While Filming Close, Director Lukas Dhont Found His Own Kind of Catharsis

by Kyle Turner

A photo of director Lukas Dhont
Photograph by Getty; image treatment by Ashley Peña.

Confronting gender norms and how they impact relationships, bonding, and intimacy are at the forefront of the mainstream consciousness—so much so that the topic has served as subject matter for countless new films, like The Banshees of Inisherin and Everything Everywhere All at Once. The director Lukas Dhont is attacking these issues head-on with his Cannes Award-winning drama Close. His camera bound tightly to the relationship between two young boys, Léo (Eden Dambrine) and Rémi (Gustav De Waele), Dhont tracks the torrid changes in their dynamic as their intimacy becomes vulnerable to public scrutiny at school.

Flush with intensity, florid colors, and a ravishing soundscape, Close represents another notch in the young Belgian filmmaker’s belt of movies intent on interrogating the precarious lines between desire and self-knowledge, and the things interrupting those journeys. W magazine spoke with Dhont about the film, his path to catharsis, and why crying is harder to make happen than you think.

What part of your own childhood did you try to imbue in Close?

There was this moment in time, that fragile age when caution is thrown to the wind, when I started to distance myself from male friends, because I began to fear intimacy.
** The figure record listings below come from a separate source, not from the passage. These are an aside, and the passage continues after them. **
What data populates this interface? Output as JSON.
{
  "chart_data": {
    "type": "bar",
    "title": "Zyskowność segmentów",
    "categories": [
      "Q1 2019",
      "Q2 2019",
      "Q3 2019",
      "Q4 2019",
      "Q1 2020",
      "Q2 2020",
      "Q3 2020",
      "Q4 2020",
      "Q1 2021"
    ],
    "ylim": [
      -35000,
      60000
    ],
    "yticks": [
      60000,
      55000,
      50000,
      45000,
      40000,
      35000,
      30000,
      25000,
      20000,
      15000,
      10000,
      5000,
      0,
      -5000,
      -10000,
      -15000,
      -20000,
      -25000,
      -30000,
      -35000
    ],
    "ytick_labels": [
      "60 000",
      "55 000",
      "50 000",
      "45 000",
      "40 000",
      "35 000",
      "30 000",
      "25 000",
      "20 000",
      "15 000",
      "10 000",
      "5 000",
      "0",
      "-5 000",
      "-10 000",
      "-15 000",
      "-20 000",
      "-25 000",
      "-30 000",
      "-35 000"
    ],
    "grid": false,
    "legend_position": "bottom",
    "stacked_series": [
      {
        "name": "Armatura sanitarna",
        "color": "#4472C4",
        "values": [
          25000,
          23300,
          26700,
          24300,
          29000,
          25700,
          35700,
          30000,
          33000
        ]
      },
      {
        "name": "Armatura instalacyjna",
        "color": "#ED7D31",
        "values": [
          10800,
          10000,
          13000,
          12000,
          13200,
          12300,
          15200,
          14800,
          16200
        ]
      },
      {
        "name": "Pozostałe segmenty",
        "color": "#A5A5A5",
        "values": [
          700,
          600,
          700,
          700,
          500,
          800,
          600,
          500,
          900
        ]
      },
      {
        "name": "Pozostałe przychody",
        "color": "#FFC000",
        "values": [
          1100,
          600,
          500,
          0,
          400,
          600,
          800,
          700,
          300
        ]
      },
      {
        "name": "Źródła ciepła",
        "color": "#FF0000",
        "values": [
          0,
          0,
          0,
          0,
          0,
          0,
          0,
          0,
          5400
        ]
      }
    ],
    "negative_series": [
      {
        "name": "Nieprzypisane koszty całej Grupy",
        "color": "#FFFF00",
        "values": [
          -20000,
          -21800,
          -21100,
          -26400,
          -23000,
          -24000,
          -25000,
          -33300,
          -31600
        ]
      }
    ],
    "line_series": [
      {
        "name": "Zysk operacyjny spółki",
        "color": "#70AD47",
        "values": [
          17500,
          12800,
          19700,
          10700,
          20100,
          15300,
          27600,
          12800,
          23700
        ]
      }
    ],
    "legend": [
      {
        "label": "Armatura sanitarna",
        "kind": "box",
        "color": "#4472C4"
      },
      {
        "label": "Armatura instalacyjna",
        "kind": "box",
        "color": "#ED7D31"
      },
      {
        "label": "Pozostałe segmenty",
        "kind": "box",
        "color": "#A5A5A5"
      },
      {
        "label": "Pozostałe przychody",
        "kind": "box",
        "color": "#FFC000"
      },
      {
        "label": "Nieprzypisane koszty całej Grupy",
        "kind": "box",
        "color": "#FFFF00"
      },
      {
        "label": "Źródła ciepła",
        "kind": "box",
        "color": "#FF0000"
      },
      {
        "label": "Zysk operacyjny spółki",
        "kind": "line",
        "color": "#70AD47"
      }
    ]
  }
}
For the longest time, I had the feeling that that was something only felt by me. A friend of mine gave me a book called Deep Secrets: Boys’ Friendships and the Crisis of Connection, research done among 150 boys from different backgrounds and cultures, by American psychologist Niobe Way. In that moment, I realized so many young men have pushed away and have been pushed away. And I felt like expressing myself, finally. I wanted to find a cinematic translation for this epidemic of loneliness when it comes to masculinity.

Was it cathartic to confront these emotions as an adult?

I’m thinking of it more as a collective thing that binds the people who watch this film. The wounds that are shown in the film are, I think, deeply universal. We have all been in friendship and have felt the heartbreak of friendship.

When you were approaching this material and trying to develop a visual and cinematic language, where did you start? I was very much struck, especially by the first 10 or 15 minutes, when you’re right in the middle of their friendship.

I wanted the very first 15 minutes of this film to be a short film within a feature. It [takes place during] this state of childhood friendship where love doesn’t have to have a name yet, where we run freely.

What was the last movie you watched?

Holy Spider by Ali Abbasi.

What was the last thing that made you cry?

Reunion by Fred Uhlman. It’s a beautiful book about two boys; one is German and the other one is Jewish. It’s set during that crucial moment in time, and they share a beautiful friendship until the moment that the one boy starts to realize there’s this opposition against Jewish people. The last page of that book makes me sob. I also have to say that the last episode of Maid, this Netflix show, made me ugly cry very recently.

Are you an easy crier at the movies or while watching TV?

Constantly! I cry easily.

I cry all the time. Like, I cried at The Lobster.

Who doesn’t cry at The Lobster?

People who have no heart! Do you think that easy emotionality has shaped your sensibilities?

Emotionality is often something that we put under intelligence; we put the language of the heart under the language of the head. I think it’s actually really difficult to make people feel honest, authentic emotions. Because from the moment that it feels constructed, I’m out of there—like, I’m gone, ciao.

Eden Dambrine, Lukas Dhont, and Gustav De Waele attend opening ceremony for the International Film Fest Gent festival on October 11, 2022 in Gent, Belgium.

Photo by Sylvain Lefevre/Getty Images

The best thing a movie can do is make you feel and think.

I hope Close does that.

Yes, absolutely. I actually saw Close on a date.

Oh, okay. And how did the date go?

It was interesting seeing it through his eyes, since it deals with youth and masculinity. Do you like going to see movies on dates?

I remember going to see Phantom Thread on a date; the power balance in that relationship was interesting to experience as date material. Sparks were immediate—very necessary and urgent conversations [took place].